Daily Paper

RT-2: Vision-Language-Action Models Transfer Web Knowledge to Robotic Control

Demonstrates that vision-language models trained on web text and images can directly control robots by treating robotic control as a language modeling problem, achieving generalization to new tasks without task-specific training.

arXiv:2307.15818 Empirical Study

Anthony Brohan, Noah Brown, Justice Erwin, Pedro Figueroa et al.

vision-language-actionroboticsgeneralizationweb-knowledge-transferlanguage-groundingembodied-ai

RT-2 (Robotic Transformer 2) introduced a pivotal insight: instead of training separate models for vision understanding and robotic control, a single vision-language model pretrained on web data can be finetuned to directly output robot actions. The robot becomes a client of a language model trained on the entire internet.

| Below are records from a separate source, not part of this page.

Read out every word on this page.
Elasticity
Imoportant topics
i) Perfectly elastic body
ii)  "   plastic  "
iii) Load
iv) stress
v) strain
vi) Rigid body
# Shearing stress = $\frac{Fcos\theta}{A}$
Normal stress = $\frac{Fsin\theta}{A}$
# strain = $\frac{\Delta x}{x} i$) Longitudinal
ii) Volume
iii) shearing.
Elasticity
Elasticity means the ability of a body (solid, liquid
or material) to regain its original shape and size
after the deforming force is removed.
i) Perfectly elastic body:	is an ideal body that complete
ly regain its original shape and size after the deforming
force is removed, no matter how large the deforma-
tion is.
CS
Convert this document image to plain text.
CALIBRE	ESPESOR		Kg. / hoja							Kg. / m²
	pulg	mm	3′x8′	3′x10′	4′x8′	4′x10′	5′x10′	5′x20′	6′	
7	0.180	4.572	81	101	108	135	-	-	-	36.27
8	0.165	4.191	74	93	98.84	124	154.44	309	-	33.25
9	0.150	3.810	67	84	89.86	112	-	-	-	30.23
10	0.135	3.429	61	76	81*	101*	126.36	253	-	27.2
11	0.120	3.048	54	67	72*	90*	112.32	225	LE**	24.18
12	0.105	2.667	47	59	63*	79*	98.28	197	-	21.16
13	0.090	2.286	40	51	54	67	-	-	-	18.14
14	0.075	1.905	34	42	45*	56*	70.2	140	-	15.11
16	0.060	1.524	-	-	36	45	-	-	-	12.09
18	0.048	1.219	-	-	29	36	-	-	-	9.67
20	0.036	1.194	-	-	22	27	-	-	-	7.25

The method works by treating robot actions as tokens in a language modeling framework. An image is processed through a vision encoder, the model predicts the next “action token” (e.g., “move right”, “grasp object”), and the action is executed. This formulation allows the model to leverage billions of parameters worth of commonsense knowledge about the world learned from web training.

Remarkably, RT-2 generalizes to tasks it was never explicitly trained on. A model trained on grasping and pushing can transfer knowledge to tasks like arrangement and stacking without additional training. The web pretraining acts as a foundation—the model has learned hierarchies of goals, object relationships, and causal patterns that transfer to new robotic tasks.

But this capability comes with hidden risks. By grounding robotic control in a language model with web-scale knowledge, RT-2 also inherits vulnerabilities from language models. A robot controlled by RT-2 could potentially be manipulated through adversarial text inputs or harmful instruction-following patterns learned from web data.

RT-2 marks the birth of embodied AI as a language modeling problem—a shift with profound safety implications. If robots are controlled by the same models that power chatbots, and those models can be jailbroken through prompt injection, then embodied safety becomes inseparable from language model safety.

RT-2’s design forced the field to confront a central question: what does safety mean when a robot’s decision-making pipeline includes a layer trained on unfiltered internet text? This question continues to shape embodied AI research.